The idea that you don’t need to worry about managing resources is fine on some level but it quickly breaks down in any serious application. If you don’t know what I’m talking about its because you havn’t worked on one. Memory is cheap however connections, synchronization objects, threads, transactions, and various OS handles are not. You simply cannot elect not to manage resources and expect a serious application to continue to operate in a sane and reliable manner.

When it comes down to it yes you still have to manage resources on some level regardless of what modern marvel of a programming system you are using and no if handled properly this does not have an appreciable effect on the time it takes to get a particular job done.

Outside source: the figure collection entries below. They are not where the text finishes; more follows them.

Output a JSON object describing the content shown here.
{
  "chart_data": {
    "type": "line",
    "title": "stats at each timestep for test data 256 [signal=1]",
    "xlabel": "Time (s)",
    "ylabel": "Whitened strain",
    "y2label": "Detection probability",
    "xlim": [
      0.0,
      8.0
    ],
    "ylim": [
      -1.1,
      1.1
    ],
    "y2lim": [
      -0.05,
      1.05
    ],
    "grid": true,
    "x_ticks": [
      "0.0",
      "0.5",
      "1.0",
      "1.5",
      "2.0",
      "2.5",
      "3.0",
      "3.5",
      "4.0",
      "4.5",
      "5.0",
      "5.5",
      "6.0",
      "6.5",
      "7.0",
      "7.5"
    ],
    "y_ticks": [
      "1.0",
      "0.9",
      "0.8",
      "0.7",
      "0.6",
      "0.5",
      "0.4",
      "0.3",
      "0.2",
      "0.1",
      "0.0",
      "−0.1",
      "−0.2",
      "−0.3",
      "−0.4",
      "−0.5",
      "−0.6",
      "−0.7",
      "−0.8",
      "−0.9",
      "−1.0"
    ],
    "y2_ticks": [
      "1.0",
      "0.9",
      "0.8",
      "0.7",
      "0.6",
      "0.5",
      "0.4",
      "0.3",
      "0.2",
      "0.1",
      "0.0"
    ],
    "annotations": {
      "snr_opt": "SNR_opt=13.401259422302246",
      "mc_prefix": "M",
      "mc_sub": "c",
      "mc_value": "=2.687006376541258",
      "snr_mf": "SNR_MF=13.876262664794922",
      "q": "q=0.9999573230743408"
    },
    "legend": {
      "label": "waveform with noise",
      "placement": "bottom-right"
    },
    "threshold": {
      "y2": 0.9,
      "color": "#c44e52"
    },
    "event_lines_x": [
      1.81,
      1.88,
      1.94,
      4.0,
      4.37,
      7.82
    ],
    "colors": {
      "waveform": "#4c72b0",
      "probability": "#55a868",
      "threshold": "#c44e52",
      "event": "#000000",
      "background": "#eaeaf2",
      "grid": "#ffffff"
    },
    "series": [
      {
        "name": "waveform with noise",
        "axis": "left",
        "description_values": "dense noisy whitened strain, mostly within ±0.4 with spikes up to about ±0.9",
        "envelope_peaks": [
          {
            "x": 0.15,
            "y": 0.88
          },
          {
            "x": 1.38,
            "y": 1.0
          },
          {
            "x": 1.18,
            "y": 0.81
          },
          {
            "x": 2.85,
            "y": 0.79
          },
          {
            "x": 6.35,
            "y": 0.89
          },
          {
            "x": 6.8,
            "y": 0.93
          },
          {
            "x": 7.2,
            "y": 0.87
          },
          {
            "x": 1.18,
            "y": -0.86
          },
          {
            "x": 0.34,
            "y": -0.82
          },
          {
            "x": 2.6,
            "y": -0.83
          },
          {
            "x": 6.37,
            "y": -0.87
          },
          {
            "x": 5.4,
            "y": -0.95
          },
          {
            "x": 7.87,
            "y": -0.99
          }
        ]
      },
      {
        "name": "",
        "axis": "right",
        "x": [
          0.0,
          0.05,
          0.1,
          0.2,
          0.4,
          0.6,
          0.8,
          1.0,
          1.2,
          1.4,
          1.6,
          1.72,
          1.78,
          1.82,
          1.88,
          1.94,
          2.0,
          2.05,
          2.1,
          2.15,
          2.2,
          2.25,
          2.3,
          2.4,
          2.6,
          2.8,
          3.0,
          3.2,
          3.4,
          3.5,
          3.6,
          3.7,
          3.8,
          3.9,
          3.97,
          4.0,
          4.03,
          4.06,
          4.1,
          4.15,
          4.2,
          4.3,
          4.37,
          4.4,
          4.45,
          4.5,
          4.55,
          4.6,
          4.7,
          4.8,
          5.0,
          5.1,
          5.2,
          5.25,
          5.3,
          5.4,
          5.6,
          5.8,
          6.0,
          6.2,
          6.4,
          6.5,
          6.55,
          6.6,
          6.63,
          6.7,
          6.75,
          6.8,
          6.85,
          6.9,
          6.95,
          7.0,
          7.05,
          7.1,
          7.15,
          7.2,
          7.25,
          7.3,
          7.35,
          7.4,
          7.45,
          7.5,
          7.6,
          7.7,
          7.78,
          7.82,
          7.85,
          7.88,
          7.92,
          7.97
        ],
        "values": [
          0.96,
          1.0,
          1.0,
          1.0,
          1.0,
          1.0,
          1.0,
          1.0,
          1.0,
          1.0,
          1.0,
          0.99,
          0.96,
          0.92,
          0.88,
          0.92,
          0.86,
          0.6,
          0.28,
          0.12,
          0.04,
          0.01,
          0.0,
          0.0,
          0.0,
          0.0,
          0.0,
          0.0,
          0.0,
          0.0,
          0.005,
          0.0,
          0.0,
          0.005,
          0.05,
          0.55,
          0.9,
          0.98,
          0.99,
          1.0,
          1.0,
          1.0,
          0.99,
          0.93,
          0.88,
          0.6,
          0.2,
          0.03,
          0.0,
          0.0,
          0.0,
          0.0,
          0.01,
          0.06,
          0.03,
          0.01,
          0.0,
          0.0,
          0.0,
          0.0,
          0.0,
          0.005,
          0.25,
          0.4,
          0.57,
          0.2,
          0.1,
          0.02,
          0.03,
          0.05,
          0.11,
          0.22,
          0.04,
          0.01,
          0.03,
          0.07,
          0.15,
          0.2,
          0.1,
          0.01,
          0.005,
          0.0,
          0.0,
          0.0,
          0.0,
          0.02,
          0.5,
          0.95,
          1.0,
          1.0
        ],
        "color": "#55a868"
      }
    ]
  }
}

I’ve written entire perl applications that use nothing but automatic variables (None explicitly defined or referenced) in a few minutes that would have taken hours to do in any other language that I’m aware of. Thats well and good but we all know full well that serious medium to large scale applications can’t be written this way.

I happen to be in Mark’s camp. I think .NEt is a step in wrong direction. Microsoft technologies have always been difficult, and in-efficient, and .NET is probably the worst.

By constatnly saying that you need 2GB memory to run the latest and the greatest, you almost make them foget to ask why? Why does the new application has to be 10 times bigger, AND 10 times slower, thereby offsetting the advantage of the improved hardware? Just so that you can have 10 such applications? How many applications do you really need (per task of-course)? One good one or 10 sluggish ones?

Secondly, as far as rapid application development is concerned, even there .NET is a failure. It’s languages are poorly designed, and hence will keep on changing. Somehow we have come to equate that newer versions of languages (CLR 1.0, CLR 2.0, DXD1 - 10) is an acceptable criteria to judge the ‘maturity’ of a product. Well, these are not products. These should be thought out properly to begin with, so that they stay stable and people can use them to develop products. Products, developed by using the tools are what should have versions, with features added and improvements included.

And finally, (sorry this is getting long), the oft-touted rhetoric that you can develop in ANY language is nonsense. But all these languages are really not different. Their is only one underlying language, CLR - and all the .NET languages are really just syntax sugar coating around CLR. They can not offer anything above and beyond what is there in CLR. A far better alternative is to differentiate the languages based on their ‘class’. Machine level (assembly), main programming (C/C++, Fortran), and then scripting (Perl, Python, Ruby), etc. .NEt languages are much more difficult compared to the above mentioned scripting languages, and much less powerful too. And they are too slow for main-programming category as well. A newer alternative to programming is to use a scripting language to design the shell and logic of your application and implement main engine in a main programming language. I know about Python, that it lets you do that and I belive Python (Lua, or Ruby too), + components developed in C/C++ are the way to program CORRECTLY.

Obviously spoken by someone that never developed anything in .NET.

The share fact you say things like it needs 2G to run and that it’s ten times slower tells me you don’t know the first thing about .NET, try looking up “ngen” in the documentation.